Bulletins | February 25, 2020

Guitars and golf clubs: How to infringe competition law and collect a large fine

What do guitars and golf clubs have in common?  They share the same initial; they are both used for play; and they were both the subject of landmark competition law rulings on online selling that were handed down in the same week in January.  Combined, these rulings constitute one of the clearest warnings yet given in this country about the dangers of trying to restrict online sales.

Guitars

The musical instrument industry doesn’t sound as if it would be a hotbed of competition law infringement.  Yet it is less than twelve months since Casio Electronics Co Limited was fined £3.7m by the Competition and Markets Authority, the UK’s competition law regulator (“the CMA”), for having implemented a policy designed to restrict retailers from discounting the price of Casio digital keyboards.  Now another record (excuse the pun) has been broken, for in January 2020 the CMA imposed an even larger fine on Fender Musical Instruments Limited for having tried to maintain the resale price of its guitars.  After suffering a dawn raid by the authorities (never a pleasant experience), Fender confessed to having pursued a policy intended to restrict its UK retailers from discounting their online prices, yet still received an eye-watering penalty of £4.5m.

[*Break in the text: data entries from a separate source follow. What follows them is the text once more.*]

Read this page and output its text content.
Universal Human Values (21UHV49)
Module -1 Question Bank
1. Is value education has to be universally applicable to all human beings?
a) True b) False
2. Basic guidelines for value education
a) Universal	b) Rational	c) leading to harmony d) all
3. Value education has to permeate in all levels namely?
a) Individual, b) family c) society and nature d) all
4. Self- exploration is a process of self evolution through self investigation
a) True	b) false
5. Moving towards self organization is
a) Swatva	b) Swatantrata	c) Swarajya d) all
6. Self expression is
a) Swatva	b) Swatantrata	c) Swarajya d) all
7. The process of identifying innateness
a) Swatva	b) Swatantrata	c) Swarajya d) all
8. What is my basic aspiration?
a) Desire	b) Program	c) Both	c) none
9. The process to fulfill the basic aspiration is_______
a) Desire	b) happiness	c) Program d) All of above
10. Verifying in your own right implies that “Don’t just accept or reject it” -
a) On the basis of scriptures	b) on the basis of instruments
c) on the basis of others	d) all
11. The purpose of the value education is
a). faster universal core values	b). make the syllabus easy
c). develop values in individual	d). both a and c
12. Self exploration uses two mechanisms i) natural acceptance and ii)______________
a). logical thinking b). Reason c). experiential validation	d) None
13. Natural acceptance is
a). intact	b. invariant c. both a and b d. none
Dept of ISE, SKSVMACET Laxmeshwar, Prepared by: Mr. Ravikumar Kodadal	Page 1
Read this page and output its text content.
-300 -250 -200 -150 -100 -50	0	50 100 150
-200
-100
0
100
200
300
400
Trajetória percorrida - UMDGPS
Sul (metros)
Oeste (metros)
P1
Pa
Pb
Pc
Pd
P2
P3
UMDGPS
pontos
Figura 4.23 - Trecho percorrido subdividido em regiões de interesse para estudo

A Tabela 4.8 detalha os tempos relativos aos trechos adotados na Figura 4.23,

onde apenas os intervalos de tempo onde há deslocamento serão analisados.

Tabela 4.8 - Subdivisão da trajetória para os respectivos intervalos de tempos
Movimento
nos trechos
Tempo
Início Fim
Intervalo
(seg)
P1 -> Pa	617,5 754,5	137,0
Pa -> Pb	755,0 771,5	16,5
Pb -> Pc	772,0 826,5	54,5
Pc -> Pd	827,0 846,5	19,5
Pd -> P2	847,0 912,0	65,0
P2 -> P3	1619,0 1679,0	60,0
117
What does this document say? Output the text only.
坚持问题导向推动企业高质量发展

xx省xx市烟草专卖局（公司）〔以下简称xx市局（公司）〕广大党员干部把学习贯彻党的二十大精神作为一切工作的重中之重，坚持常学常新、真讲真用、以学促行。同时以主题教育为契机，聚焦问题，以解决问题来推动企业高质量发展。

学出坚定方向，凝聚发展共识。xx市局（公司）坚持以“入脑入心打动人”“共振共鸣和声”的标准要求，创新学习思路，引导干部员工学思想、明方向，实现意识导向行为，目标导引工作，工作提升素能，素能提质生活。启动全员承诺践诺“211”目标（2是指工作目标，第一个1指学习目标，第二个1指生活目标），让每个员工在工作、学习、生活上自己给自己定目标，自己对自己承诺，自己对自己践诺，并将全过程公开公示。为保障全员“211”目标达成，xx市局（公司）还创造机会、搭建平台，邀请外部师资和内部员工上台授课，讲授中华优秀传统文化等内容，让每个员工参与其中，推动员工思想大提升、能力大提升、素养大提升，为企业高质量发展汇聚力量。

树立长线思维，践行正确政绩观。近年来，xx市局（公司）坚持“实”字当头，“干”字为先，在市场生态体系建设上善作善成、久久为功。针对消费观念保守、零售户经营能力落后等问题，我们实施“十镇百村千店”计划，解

By and large, ‘vertical restraints’ (i.e. anti-competitive restrictions applied at different levels of the supply chain, like between supplier and retailer) are regarded by competition jurisprudence as less serious than ‘horizontal’ ones (i.e. anti-competitive restrictions applied at the same level, between actual or potential competitors).  But resale price maintenance (“RPM”) is a major exception to this general rule.  Competition law casebooks contain pages of examples of RPM being punished ferociously, and in recent years penalties have fallen especially heavily on those guilty of RPM online.

…and golf clubs

While the guitarists were rocking and reeling from their £££multi-million fine, the golfers were digesting a 132-paragraph Court of Appeal judgment with which they had been clubbed on the previous day. From a practitioner’s standpoint a decision on competition law by such a senior UK court is very rare, for appeals in this sector of the law are usually disposed of by a more junior organ, namely the Competition Appeals Tribunal. So how was it that things had got so far (or so high)?

The unfortunate recipient of the judgment, Ping Europe Limited, sold its golf clubs via a large selective distribution network that included over a thousand authorised dealers.  Although selective distribution networks look prima facie rather anti-competitive, they are tolerated and indeed accepted by competition jurisprudence provided that they abide by the various do’s and don’t’s that have been laid down over the years by judicial and other authorities.  One of the biggest ‘don’ts’ is that one must not prevent ‘passive sales’, which the relevant legislation classes as a ‘hardcore restriction’. And that was the trap into which Ping fell. Its Internet Sales Policy banned the dealers in its network from selling its golf clubs on their websites – and that ban prompted the CMA to fine it for having thereby contravened (amongst other things) Chapter I of the Competition Act 1998, which outlaws anti-competitive agreements. Ping argued strenuously that its ban was justified by the need to promote the ‘custom-fitting’ of its clubs, involving steps (like taking the golfer’s wrist-to-floor measurement) that simply couldn’t be done online; and it relied on that argument to appeal against the fine all the way up to the Court of Appeal. But it was swimming against the tide: the court was adamant that an outright ban of this kind was an infringement ‘by object’, which in practice makes it unnecessary to analyse the actual effect on competition. So, even though Ping’s infringement was held to have been merely negligent, not deliberate, it still suffered a 3-0 defeat, a heavy fine, and (one assumes) a rather hefty legal bill.

Conclusion

The lesson could hardly be clearer. Whether it’s RPM (as in Fender) or sales bans (as in Ping), the drumbeat message from these and other cases is – interfere with online shopping at your peril. Fair trade… or dawn raid!